Pour Shaolan, c’était la première fois qu’il se rendait chez Tomoyo. Evidemment, il savait que sa mère avait beaucoup d’argent, mais il ne s’attendait pas à ce que Tomoyo ait une telle maison. L’aspect maison connectée l’avait épaté, mais c’était surtout la salle de cinéma privée qui l’avait conquis. Il se mit à rougir lorsque Tomoyo projeta les aventures de « Card Captor Sakura » sur l’écran géant.

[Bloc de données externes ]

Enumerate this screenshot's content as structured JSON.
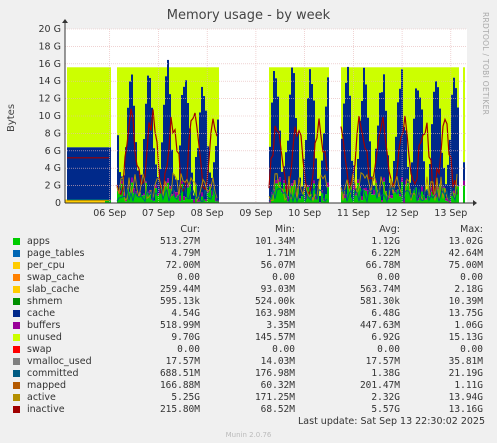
{
  "chart_data": {
    "type": "area",
    "title": "Memory usage - by week",
    "ylabel": "Bytes",
    "ylim": [
      0,
      20
    ],
    "y_unit": "G",
    "yticks": [
      "0",
      "2 G",
      "4 G",
      "6 G",
      "8 G",
      "10 G",
      "12 G",
      "14 G",
      "16 G",
      "18 G",
      "20 G"
    ],
    "xticks": [
      "06 Sep",
      "07 Sep",
      "08 Sep",
      "09 Sep",
      "10 Sep",
      "11 Sep",
      "12 Sep",
      "13 Sep"
    ],
    "grid": true,
    "side_label": "RRDTOOL / TOBI OETIKER",
    "legend_headers": {
      "cur": "Cur:",
      "min": "Min:",
      "avg": "Avg:",
      "max": "Max:"
    },
    "series": [
      {
        "name": "apps",
        "color": "#00cc00",
        "cur": "513.27M",
        "min": "101.34M",
        "avg": "1.12G",
        "max": "13.02G"
      },
      {
        "name": "page_tables",
        "color": "#0066b3",
        "cur": "4.79M",
        "min": "1.71M",
        "avg": "6.22M",
        "max": "42.64M"
      },
      {
        "name": "per_cpu",
        "color": "#ffcc00",
        "cur": "72.00M",
        "min": "56.07M",
        "avg": "66.78M",
        "max": "75.00M"
      },
      {
        "name": "swap_cache",
        "color": "#ff8000",
        "cur": "0.00",
        "min": "0.00",
        "avg": "0.00",
        "max": "0.00"
      },
      {
        "name": "slab_cache",
        "color": "#ffcc00",
        "cur": "259.44M",
        "min": "93.03M",
        "avg": "563.74M",
        "max": "2.18G"
      },
      {
        "name": "shmem",
        "color": "#008f00",
        "cur": "595.13k",
        "min": "524.00k",
        "avg": "581.30k",
        "max": "10.39M"
      },
      {
        "name": "cache",
        "color": "#00298a",
        "cur": "4.54G",
        "min": "163.98M",
        "avg": "6.48G",
        "max": "13.75G"
      },
      {
        "name": "buffers",
        "color": "#990099",
        "cur": "518.99M",
        "min": "3.35M",
        "avg": "447.63M",
        "max": "1.06G"
      },
      {
        "name": "unused",
        "color": "#ccff00",
        "cur": "9.70G",
        "min": "145.57M",
        "avg": "6.92G",
        "max": "15.13G"
      },
      {
        "name": "swap",
        "color": "#ff0000",
        "cur": "0.00",
        "min": "0.00",
        "avg": "0.00",
        "max": "0.00"
      },
      {
        "name": "vmalloc_used",
        "color": "#808080",
        "cur": "17.57M",
        "min": "14.03M",
        "avg": "17.57M",
        "max": "35.81M"
      },
      {
        "name": "committed",
        "color": "#005b82",
        "cur": "688.51M",
        "min": "176.98M",
        "avg": "1.38G",
        "max": "21.19G"
      },
      {
        "name": "mapped",
        "color": "#b35900",
        "cur": "166.88M",
        "min": "60.32M",
        "avg": "201.47M",
        "max": "1.11G"
      },
      {
        "name": "active",
        "color": "#b38f00",
        "cur": "5.25G",
        "min": "171.25M",
        "avg": "2.32G",
        "max": "13.94G"
      },
      {
        "name": "inactive",
        "color": "#a00000",
        "cur": "215.80M",
        "min": "68.52M",
        "avg": "5.57G",
        "max": "13.16G"
      }
    ]
  },
  "last_update": "Last update:  Sat Sep 13 22:30:02 2025",
  "footer": "Munin 2.0.76"
}
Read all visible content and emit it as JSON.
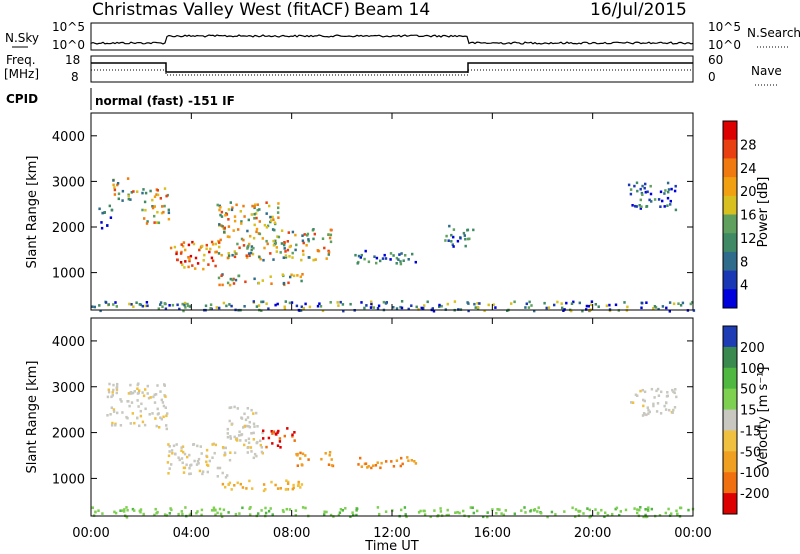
{
  "header": {
    "station": "Christmas Valley West (fitACF)",
    "beam": "Beam 14",
    "date": "16/Jul/2015"
  },
  "panels": {
    "nsky_label": "N.Sky",
    "nsky_ticks": [
      "10^5",
      "10^0"
    ],
    "nsearch_label": "N.Search",
    "nsearch_ticks": [
      "10^5",
      "10^0"
    ],
    "freq_label_1": "Freq.",
    "freq_label_2": "[MHz]",
    "freq_ticks": [
      "18",
      "8"
    ],
    "nave_label": "Nave",
    "nave_ticks": [
      "60",
      "0"
    ],
    "cpid_label": "CPID",
    "cpid_text": "normal (fast) -151 IF"
  },
  "chart_data": [
    {
      "type": "heatmap",
      "name": "power",
      "ylabel": "Slant Range [km]",
      "y_ticks": [
        "4000",
        "3000",
        "2000",
        "1000"
      ],
      "ylim": [
        180,
        4500
      ],
      "colorbar_label": "Power [dB]",
      "colorbar_ticks": [
        "28",
        "24",
        "20",
        "16",
        "12",
        "8",
        "4"
      ],
      "colors": [
        "#0000dd",
        "#1b38b4",
        "#2f6b8b",
        "#3f8a65",
        "#5fa05f",
        "#d8c020",
        "#f0a010",
        "#f07a10",
        "#e84010",
        "#dd0000"
      ],
      "echo_regions": [
        {
          "t0": 0.2,
          "t1": 0.8,
          "r0": 2000,
          "r1": 2500,
          "level": "weak"
        },
        {
          "t0": 0.8,
          "t1": 1.8,
          "r0": 2600,
          "r1": 3100,
          "level": "moderate"
        },
        {
          "t0": 2.0,
          "t1": 3.1,
          "r0": 2100,
          "r1": 2900,
          "level": "moderate"
        },
        {
          "t0": 3.0,
          "t1": 5.0,
          "r0": 1100,
          "r1": 1700,
          "level": "strong"
        },
        {
          "t0": 5.0,
          "t1": 7.5,
          "r0": 1300,
          "r1": 2600,
          "level": "moderate"
        },
        {
          "t0": 7.5,
          "t1": 9.6,
          "r0": 1300,
          "r1": 2000,
          "level": "moderate"
        },
        {
          "t0": 5.0,
          "t1": 8.4,
          "r0": 750,
          "r1": 1000,
          "level": "moderate"
        },
        {
          "t0": 10.4,
          "t1": 13.0,
          "r0": 1200,
          "r1": 1500,
          "level": "weak"
        },
        {
          "t0": 14.0,
          "t1": 15.2,
          "r0": 1600,
          "r1": 2050,
          "level": "weak"
        },
        {
          "t0": 21.4,
          "t1": 23.3,
          "r0": 2400,
          "r1": 3000,
          "level": "weak"
        },
        {
          "t0": 0.0,
          "t1": 24.0,
          "r0": 180,
          "r1": 400,
          "level": "ground"
        }
      ]
    },
    {
      "type": "heatmap",
      "name": "velocity",
      "ylabel": "Slant Range [km]",
      "y_ticks": [
        "4000",
        "3000",
        "2000",
        "1000"
      ],
      "ylim": [
        180,
        4500
      ],
      "xlabel": "Time UT",
      "x_ticks": [
        "00:00",
        "04:00",
        "08:00",
        "12:00",
        "16:00",
        "20:00",
        "00:00"
      ],
      "xlim": [
        0,
        24
      ],
      "colorbar_label": "Velocity [m s⁻¹]",
      "colorbar_ticks": [
        "200",
        "100",
        "50",
        "15",
        "-15",
        "-50",
        "-100",
        "-200"
      ],
      "colors": [
        "#1e3cb4",
        "#3a8a50",
        "#4fb840",
        "#7ed050",
        "#c8c8c0",
        "#f0c040",
        "#f0a020",
        "#f07010",
        "#dd0000"
      ],
      "echo_regions": [
        {
          "t0": 0.6,
          "t1": 3.0,
          "r0": 2100,
          "r1": 3100,
          "vel": "near-zero"
        },
        {
          "t0": 3.0,
          "t1": 5.4,
          "r0": 1050,
          "r1": 1800,
          "vel": "near-zero"
        },
        {
          "t0": 5.4,
          "t1": 6.8,
          "r0": 1400,
          "r1": 2600,
          "vel": "near-zero"
        },
        {
          "t0": 6.8,
          "t1": 8.1,
          "r0": 1700,
          "r1": 2150,
          "vel": "strong-away"
        },
        {
          "t0": 8.1,
          "t1": 9.7,
          "r0": 1300,
          "r1": 1600,
          "vel": "moderate-away"
        },
        {
          "t0": 5.0,
          "t1": 8.4,
          "r0": 750,
          "r1": 1000,
          "vel": "slow-away"
        },
        {
          "t0": 10.5,
          "t1": 13.0,
          "r0": 1250,
          "r1": 1500,
          "vel": "moderate-away"
        },
        {
          "t0": 21.4,
          "t1": 23.3,
          "r0": 2400,
          "r1": 3000,
          "vel": "near-zero"
        },
        {
          "t0": 0.0,
          "t1": 24.0,
          "r0": 180,
          "r1": 400,
          "vel": "ground"
        }
      ]
    }
  ]
}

Mais la cerise sur le gâteau, c’est quand il découvrit les fenêtres à lumière artificielle.

– Elles sont géniales tes fenêtres Tomoyo. Il fait nuit, et pourtant elles produisent une lumière identique à celle du jour. Une cure de vitamine D pour les longues nuits d’hiver.

– Ah, c’est vrai, je n’avais jamais remarqué, continua Toya. Je ne savais même pas que ça existait.

– De quoi vous parlez, les garçons ?

– Tes fenêtres. Il est plus de 20h, on est en octobre, il devrait déjà faire nuit, et pourtant tout est tellement lumineux.

– Mais je n’ai pas de fenêtre comme ça, répondit-elle en s’approchant.

Kaho, qui avait suivi la discussion, venait d’ouvrir la porte d’entrée.

– Je crois qu’il y a un problème, se contenta-t-elle de dire.

Tous sortirent dehors pour constater le problème dont elle parlait. Le soleil était couché depuis quelques heures, il n’était plus visible, pourtant, le ciel était illuminé comme en pleine journée.